A party is entitled to summary judgment "if the pleadings, depositions, answers to interrogatories, and admissions on file, together with the affidavits, if any, show that there is no genuine issue as to any material fact and that the moving party is entitled to a judgment as a matter of law." Fed.R.Civ.P. 56(c). A genuine issue of material fact exists where "there is sufficient evidence favoring the nonmoving party for a jury to return a verdict for that party." Anderson v. Liberty Lobby, Inc., 477 U.S. 242, 249, 106 S.Ct. 2505, 2511, 91 L.Ed.2d 202 (1986). The court must view all inferences in the light most favorable to the nonmoving party. Anderson, 477 U.S. at 255, 106 S.Ct. at 2513; Estate of Starks v.

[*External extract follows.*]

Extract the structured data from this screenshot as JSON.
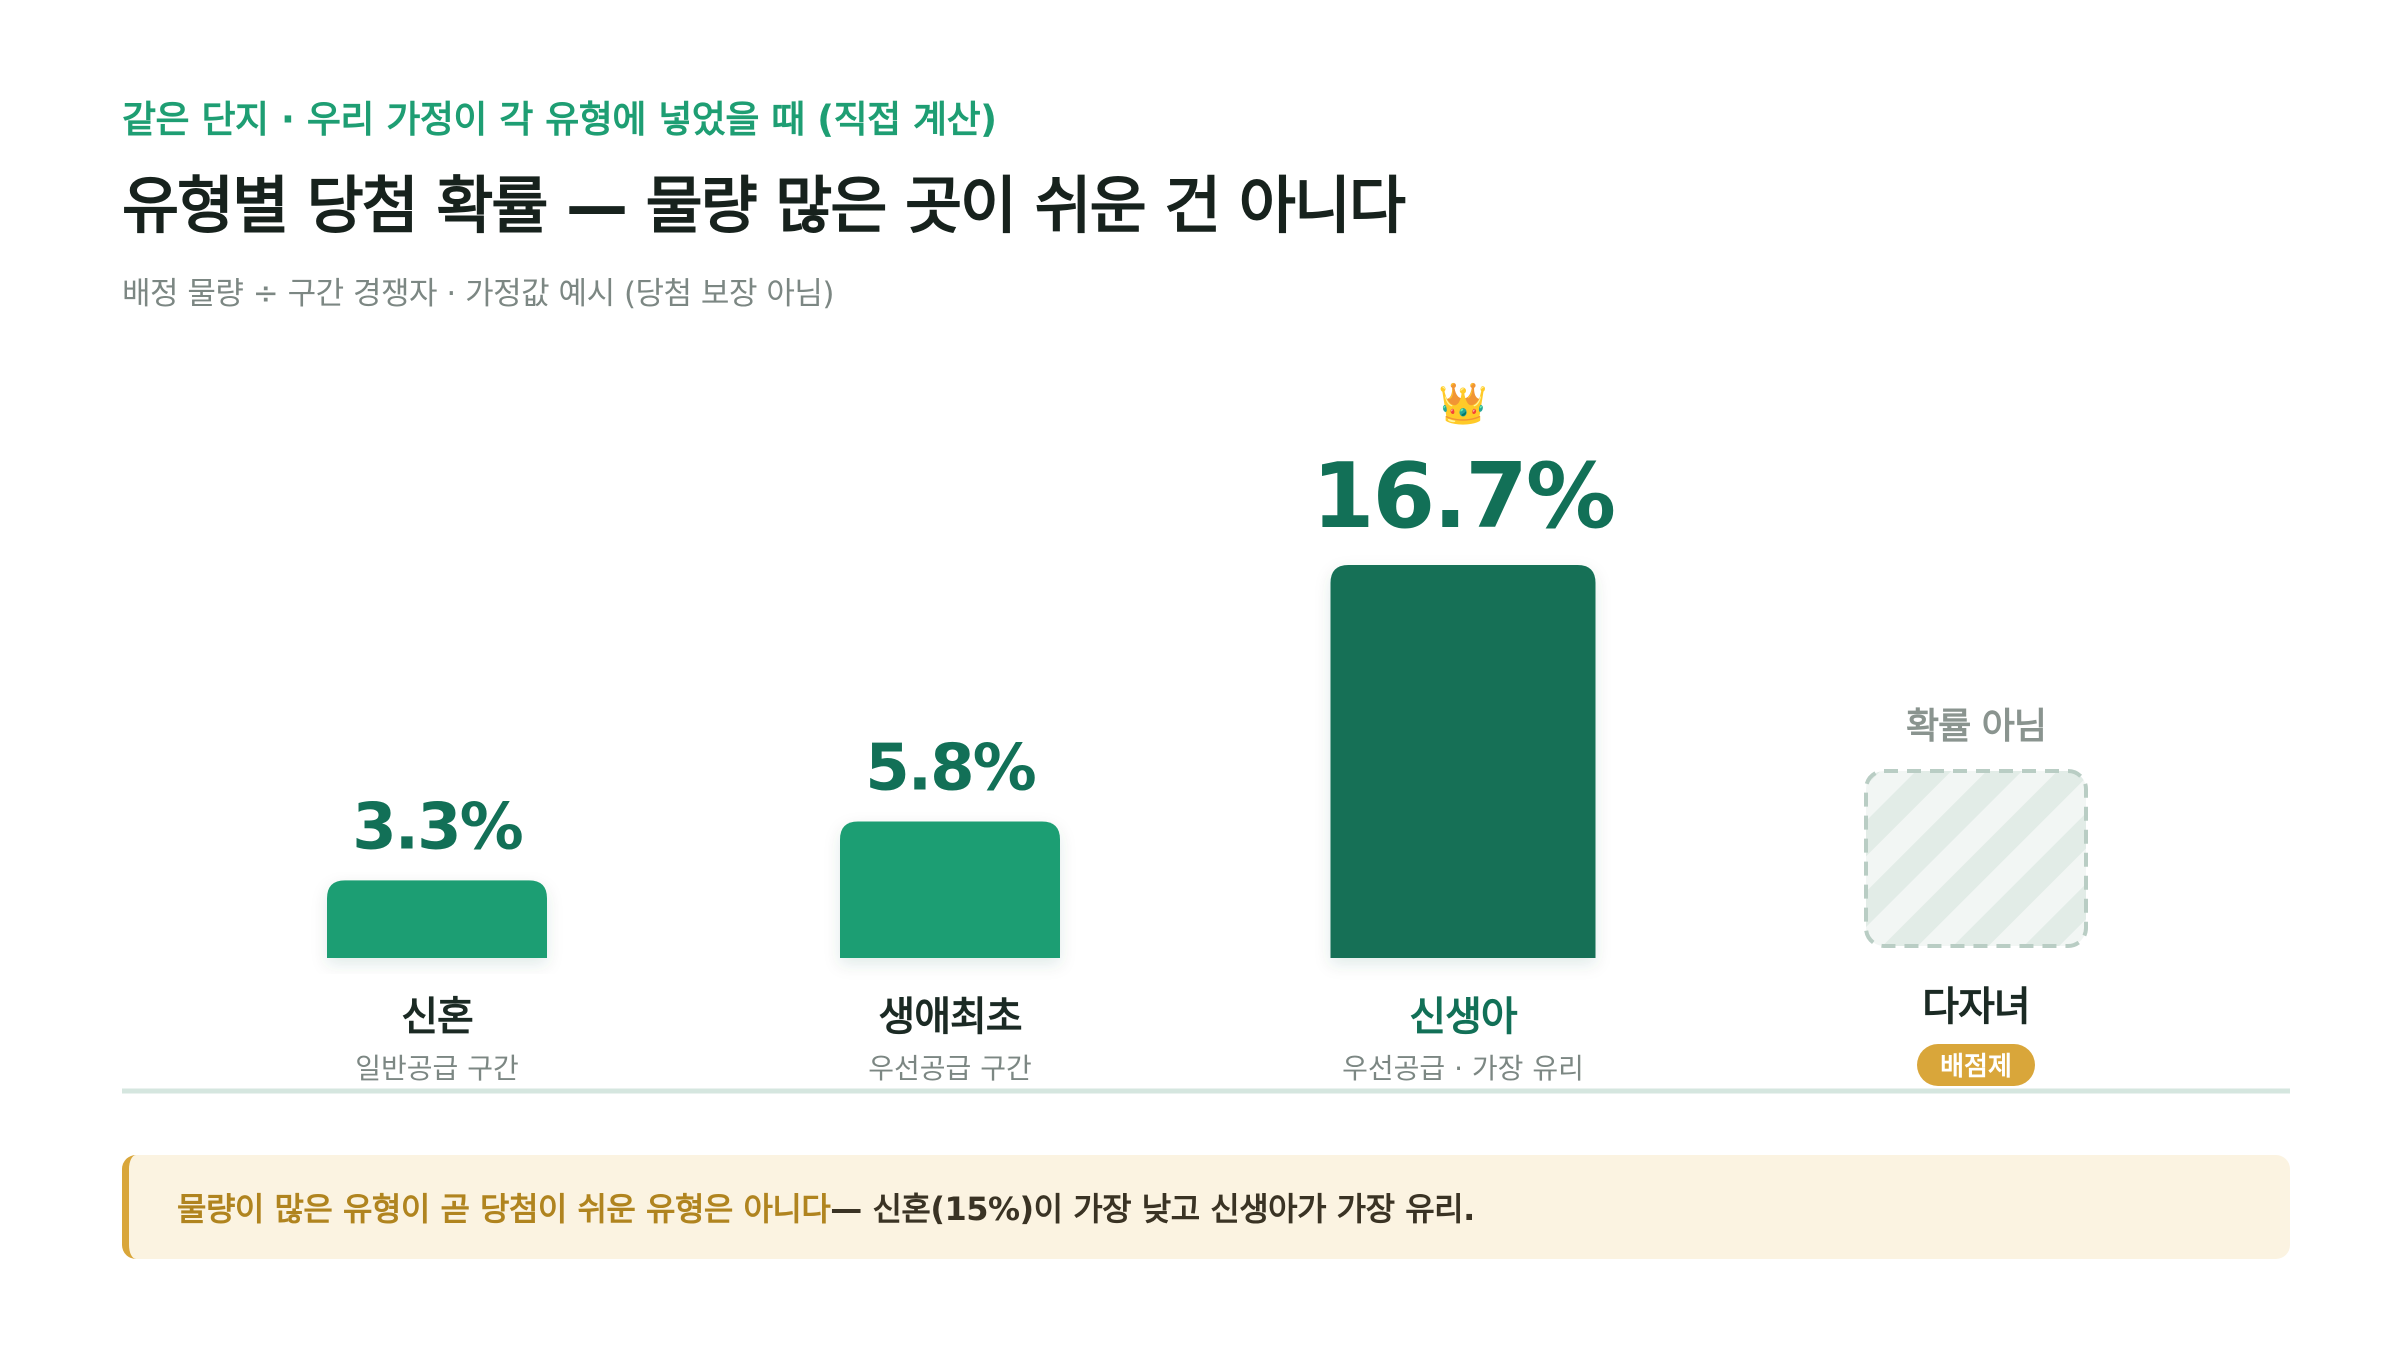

Enyart, 5 F.3d 230, 232 (7th Cir.1993).

A. Indiana's Disparate Treatment of PASS-generated Income and Resources Does Not Violate the Medicaid Act.

In determining eligibility for SSI, 42 U.S.C. § 1382a(b) excludes specific items from a recipient's "countable income," and § 1382b(a) excludes additional items from "countable resources." Included within these exemptions is income earned pursuant to a PASS plan, which is excluded under § 1382a(b)(4)(A) and (B), and resources necessary to fulfill the PASS under § 1382b(a)(4). See Randall v. Broome County Social Services, 1995 WL 236254, * 3 (N.D.N.Y. April 10, 1995).